Human immunodeficiency virus reverse transcriptase. Substrate and inhibitor kinetics with thymidine 5'-triphosphate and 3'-azido-3'-deoxythymidine 5'-triphosphate.

3'-Azido-3'-deoxythymidine 5'-triphosphate (AZTTP) was an efficient substrate for the human immunodeficiency virus 1 reverse transcriptase. It was incorporated into both homopolymer and defined sequence DNA-primed RNA templates and DNA-primed DNA templates. The substrate and inhibitor kinetics of both AZTTP and dTTP were dependent on the template-primer and reaction conditions used. dTMP was incorporated into poly(rA).oligo(dT) and into a defined sequence DNA-primed RNA template (when the other three 2'-deoxynucleoside 5'-triphosphates were present) as a conventional substrate, with steady-state Km values of 5-10 microM. The results suggest that the reverse transcriptase was capable of processive DNA polymerization on these DNA-primed RNA templates. In contrast, in the absence of the other three 2'-deoxynucleoside 5'-triphosphates, the time course for incorporation of dTMP into the same defined sequence DNA-primed RNA template was biphasic. A burst of product formation was observed followed by a slow steady-state rate with a Km value of 0.082 microM. AZTMP incorporation into poly(rA).oligo(dT) and into the defined sequence DNA-primed RNA template produced similar biphasic time courses and steady-state Km values. These results were consistent with rate-limiting dissociation of the polymerase.template-primer complex after "forced" termination of polymerization.

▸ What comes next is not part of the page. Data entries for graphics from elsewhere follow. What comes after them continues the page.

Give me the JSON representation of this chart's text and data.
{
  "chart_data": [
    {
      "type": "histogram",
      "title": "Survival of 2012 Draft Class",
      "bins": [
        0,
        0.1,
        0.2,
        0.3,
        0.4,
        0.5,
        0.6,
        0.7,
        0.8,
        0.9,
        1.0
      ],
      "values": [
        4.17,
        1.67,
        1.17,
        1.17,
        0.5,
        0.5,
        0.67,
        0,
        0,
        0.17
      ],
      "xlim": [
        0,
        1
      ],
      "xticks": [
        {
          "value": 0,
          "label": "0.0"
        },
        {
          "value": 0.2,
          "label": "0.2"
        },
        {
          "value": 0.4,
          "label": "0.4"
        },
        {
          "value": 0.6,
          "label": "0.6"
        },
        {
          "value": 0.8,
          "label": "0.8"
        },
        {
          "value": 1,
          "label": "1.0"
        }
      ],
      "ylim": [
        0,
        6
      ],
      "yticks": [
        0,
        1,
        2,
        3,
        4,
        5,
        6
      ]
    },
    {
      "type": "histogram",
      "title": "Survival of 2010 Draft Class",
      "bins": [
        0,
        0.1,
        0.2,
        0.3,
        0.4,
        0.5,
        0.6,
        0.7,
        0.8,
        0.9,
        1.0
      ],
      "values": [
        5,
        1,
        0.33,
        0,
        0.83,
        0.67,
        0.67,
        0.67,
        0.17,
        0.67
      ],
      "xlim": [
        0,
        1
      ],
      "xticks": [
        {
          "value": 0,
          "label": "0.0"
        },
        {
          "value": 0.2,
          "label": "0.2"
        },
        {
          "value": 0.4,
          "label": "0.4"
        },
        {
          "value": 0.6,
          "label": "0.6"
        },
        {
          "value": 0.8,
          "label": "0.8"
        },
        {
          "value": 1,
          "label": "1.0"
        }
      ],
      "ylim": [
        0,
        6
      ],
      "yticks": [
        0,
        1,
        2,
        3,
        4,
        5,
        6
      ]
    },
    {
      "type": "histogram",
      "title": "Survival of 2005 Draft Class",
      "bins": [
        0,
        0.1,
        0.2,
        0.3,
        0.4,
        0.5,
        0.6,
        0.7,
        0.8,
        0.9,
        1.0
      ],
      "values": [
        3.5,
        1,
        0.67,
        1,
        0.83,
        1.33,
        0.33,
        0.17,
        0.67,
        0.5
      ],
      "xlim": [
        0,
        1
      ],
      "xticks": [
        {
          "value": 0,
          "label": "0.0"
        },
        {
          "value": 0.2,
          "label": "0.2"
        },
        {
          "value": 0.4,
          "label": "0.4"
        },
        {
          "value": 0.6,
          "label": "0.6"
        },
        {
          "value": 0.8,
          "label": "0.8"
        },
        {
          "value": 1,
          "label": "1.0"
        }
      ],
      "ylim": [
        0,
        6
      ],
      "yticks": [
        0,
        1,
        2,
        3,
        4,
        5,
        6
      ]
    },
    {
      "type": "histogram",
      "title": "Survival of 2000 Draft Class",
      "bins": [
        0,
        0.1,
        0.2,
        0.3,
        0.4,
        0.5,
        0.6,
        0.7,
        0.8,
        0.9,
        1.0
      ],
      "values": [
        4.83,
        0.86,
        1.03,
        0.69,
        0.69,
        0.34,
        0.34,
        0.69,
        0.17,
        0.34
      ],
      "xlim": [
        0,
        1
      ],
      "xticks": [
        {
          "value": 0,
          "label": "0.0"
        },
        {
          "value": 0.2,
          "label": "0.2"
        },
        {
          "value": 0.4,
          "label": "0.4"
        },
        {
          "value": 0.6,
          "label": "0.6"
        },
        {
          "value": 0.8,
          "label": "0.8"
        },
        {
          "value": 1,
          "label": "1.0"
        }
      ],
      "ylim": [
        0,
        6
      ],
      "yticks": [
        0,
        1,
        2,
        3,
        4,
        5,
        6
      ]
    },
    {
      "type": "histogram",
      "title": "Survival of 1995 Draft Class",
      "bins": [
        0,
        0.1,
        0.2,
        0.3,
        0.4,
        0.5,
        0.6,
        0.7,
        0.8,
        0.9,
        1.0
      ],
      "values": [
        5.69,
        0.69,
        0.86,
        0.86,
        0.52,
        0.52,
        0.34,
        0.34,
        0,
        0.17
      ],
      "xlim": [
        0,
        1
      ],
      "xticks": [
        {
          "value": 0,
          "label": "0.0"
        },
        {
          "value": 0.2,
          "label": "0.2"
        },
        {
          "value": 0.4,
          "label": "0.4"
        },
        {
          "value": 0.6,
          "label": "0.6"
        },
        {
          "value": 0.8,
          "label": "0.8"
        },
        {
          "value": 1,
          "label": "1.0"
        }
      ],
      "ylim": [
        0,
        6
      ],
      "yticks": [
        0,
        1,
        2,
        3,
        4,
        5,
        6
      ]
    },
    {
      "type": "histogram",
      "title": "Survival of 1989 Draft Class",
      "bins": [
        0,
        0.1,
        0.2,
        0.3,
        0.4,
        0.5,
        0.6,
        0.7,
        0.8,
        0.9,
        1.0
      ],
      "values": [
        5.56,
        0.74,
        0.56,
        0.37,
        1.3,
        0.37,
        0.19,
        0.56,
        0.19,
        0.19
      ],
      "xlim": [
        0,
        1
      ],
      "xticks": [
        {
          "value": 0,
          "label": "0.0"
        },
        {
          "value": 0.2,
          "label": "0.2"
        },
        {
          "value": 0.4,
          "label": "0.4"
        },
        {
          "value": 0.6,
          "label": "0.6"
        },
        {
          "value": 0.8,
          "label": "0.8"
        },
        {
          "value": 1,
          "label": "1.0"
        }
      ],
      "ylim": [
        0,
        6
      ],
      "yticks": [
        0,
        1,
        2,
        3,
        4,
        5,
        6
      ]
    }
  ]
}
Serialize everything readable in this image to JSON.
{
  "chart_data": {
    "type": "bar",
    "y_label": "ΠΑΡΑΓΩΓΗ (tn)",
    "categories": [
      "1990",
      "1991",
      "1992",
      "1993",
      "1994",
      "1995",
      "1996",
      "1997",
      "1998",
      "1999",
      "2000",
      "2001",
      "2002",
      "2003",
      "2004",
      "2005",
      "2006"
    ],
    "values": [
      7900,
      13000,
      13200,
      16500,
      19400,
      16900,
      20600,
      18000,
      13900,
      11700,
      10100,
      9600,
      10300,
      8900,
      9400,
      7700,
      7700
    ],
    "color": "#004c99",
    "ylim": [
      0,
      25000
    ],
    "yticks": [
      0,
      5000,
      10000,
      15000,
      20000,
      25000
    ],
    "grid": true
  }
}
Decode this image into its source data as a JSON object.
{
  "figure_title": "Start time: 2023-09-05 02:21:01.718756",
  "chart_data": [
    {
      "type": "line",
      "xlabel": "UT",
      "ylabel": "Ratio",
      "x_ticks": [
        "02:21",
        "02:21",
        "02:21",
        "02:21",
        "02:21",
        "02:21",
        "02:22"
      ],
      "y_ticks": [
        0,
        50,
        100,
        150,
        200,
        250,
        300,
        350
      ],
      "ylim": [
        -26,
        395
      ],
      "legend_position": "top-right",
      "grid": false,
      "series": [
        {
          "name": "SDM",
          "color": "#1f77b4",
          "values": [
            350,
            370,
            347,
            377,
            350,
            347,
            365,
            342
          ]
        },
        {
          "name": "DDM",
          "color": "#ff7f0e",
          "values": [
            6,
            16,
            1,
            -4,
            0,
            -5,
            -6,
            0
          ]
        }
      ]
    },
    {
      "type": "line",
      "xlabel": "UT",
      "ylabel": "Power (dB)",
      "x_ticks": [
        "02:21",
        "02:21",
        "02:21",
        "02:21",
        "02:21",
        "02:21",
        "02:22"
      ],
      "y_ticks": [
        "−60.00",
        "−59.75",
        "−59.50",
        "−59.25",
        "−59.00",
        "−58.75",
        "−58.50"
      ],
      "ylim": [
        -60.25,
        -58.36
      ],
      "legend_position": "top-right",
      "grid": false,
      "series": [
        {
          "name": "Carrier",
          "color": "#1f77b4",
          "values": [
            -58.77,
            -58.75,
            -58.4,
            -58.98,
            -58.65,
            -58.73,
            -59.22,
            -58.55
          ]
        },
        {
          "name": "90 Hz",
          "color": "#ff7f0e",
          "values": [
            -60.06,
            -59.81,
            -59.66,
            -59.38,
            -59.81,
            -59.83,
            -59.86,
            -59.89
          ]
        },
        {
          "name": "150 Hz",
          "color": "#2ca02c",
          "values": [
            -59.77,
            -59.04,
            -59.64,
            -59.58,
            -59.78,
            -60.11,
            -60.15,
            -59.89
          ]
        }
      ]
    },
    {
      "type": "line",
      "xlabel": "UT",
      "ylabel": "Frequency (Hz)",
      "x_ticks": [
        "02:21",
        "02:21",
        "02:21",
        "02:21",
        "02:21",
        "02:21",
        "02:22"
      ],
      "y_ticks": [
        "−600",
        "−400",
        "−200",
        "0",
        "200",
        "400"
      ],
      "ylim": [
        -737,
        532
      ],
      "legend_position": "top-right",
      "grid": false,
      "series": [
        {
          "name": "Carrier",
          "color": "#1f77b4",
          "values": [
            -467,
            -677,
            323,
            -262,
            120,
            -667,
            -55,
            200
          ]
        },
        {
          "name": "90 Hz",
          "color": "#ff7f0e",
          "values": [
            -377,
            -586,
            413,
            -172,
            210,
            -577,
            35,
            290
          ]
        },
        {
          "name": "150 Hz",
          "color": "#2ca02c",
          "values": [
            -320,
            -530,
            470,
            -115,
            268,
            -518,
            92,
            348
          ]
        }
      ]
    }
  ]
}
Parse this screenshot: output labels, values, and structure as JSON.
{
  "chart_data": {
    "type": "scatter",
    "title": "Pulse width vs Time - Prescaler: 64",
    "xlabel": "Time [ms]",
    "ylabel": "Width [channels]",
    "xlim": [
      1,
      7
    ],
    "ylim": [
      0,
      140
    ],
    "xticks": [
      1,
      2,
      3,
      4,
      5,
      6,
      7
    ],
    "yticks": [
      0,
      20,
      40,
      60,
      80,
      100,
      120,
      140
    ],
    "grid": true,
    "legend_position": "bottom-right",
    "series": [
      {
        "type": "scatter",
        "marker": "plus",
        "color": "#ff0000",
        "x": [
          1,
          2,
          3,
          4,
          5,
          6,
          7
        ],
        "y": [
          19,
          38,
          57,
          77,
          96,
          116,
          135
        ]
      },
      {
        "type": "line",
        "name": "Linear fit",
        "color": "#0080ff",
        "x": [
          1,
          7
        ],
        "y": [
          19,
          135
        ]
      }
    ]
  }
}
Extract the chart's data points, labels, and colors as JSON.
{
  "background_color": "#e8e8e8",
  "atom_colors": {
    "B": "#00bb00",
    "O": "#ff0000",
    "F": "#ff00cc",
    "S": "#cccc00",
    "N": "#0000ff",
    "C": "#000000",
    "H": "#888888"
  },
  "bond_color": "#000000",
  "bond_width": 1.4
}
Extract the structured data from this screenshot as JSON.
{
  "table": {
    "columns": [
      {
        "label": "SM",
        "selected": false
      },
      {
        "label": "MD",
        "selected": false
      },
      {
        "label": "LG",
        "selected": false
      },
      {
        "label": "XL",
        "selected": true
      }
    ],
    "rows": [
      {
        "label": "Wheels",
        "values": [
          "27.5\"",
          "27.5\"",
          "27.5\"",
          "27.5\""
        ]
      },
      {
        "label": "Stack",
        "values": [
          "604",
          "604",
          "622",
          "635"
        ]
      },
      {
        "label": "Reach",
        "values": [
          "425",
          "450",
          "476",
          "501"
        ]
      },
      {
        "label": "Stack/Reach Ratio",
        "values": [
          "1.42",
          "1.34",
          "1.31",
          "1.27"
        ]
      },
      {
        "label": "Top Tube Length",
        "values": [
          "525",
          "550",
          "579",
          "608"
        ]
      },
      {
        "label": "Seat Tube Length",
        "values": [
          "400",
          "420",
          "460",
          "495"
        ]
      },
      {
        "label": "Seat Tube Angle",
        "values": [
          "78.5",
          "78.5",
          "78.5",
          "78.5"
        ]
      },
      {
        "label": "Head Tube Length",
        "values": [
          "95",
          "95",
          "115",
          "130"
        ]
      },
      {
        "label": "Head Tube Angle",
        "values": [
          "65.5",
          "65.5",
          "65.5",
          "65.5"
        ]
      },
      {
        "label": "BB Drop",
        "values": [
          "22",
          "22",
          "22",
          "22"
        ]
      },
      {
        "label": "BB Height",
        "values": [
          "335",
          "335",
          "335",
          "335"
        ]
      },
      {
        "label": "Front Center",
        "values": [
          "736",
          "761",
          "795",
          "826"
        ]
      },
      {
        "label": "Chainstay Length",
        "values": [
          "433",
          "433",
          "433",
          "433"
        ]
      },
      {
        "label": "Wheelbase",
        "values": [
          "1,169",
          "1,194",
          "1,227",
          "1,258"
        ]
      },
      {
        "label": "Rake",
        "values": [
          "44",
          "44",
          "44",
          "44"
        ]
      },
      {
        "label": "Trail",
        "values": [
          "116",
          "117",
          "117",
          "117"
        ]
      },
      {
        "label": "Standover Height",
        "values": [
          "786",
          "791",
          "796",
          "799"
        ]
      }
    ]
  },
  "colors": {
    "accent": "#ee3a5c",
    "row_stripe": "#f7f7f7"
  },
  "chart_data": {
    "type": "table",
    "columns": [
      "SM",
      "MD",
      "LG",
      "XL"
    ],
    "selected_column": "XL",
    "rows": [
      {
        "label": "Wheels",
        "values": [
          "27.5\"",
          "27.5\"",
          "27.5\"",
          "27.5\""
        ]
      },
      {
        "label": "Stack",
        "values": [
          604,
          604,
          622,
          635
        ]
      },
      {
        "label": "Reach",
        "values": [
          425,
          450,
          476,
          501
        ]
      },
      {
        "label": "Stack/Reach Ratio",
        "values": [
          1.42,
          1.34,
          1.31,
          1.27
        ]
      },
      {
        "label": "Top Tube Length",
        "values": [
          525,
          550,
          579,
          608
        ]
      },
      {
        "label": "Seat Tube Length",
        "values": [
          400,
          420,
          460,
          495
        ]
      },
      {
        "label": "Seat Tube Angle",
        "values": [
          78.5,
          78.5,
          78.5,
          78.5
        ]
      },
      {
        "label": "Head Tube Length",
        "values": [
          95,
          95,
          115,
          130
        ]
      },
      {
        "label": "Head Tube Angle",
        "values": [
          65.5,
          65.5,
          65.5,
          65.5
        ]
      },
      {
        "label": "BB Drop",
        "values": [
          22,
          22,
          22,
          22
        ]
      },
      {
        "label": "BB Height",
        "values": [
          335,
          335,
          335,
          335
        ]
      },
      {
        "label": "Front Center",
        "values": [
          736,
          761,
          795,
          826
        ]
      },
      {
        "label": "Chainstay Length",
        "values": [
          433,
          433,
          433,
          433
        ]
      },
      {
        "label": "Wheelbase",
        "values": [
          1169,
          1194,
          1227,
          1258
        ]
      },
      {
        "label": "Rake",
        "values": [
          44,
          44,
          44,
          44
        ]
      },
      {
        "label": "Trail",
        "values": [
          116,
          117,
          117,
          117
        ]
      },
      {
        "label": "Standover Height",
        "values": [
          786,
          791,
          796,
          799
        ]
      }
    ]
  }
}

AZTMP and dTMP were both incorporated into the homopolymer DNA-primed DNA template, poly(dA).oligo(dT), and a defined sequence DNA-primed DNA template as conventional substrates. Their Km values were similar (2-10 microM). The absence of biphasic time courses suggested that dissociation of the DNA-primed DNA templates from the enzyme, after forced termination, was not rate-limiting. This was consistent with a more distributive mode of DNA polymerization. With the defined sequence template-primers and poly(dA).oligo(dT), Ki values for both dTTP and AZTTP were comparable to their Km values. Thus, AZTTP appeared to be a simple competitive substrate-inhibitor with respect to dTTP. AZTTP inhibition of dTMP incorporation into poly(rA).oligo(dT) was linear competitive at low concentrations (0-100 nM) of AZTTP (Ki = 35 nM) but became hyperbolic (decreasing potency) at concentrations of AZTTP above this range. A mechanism for this nonlinear inhibition is discussed.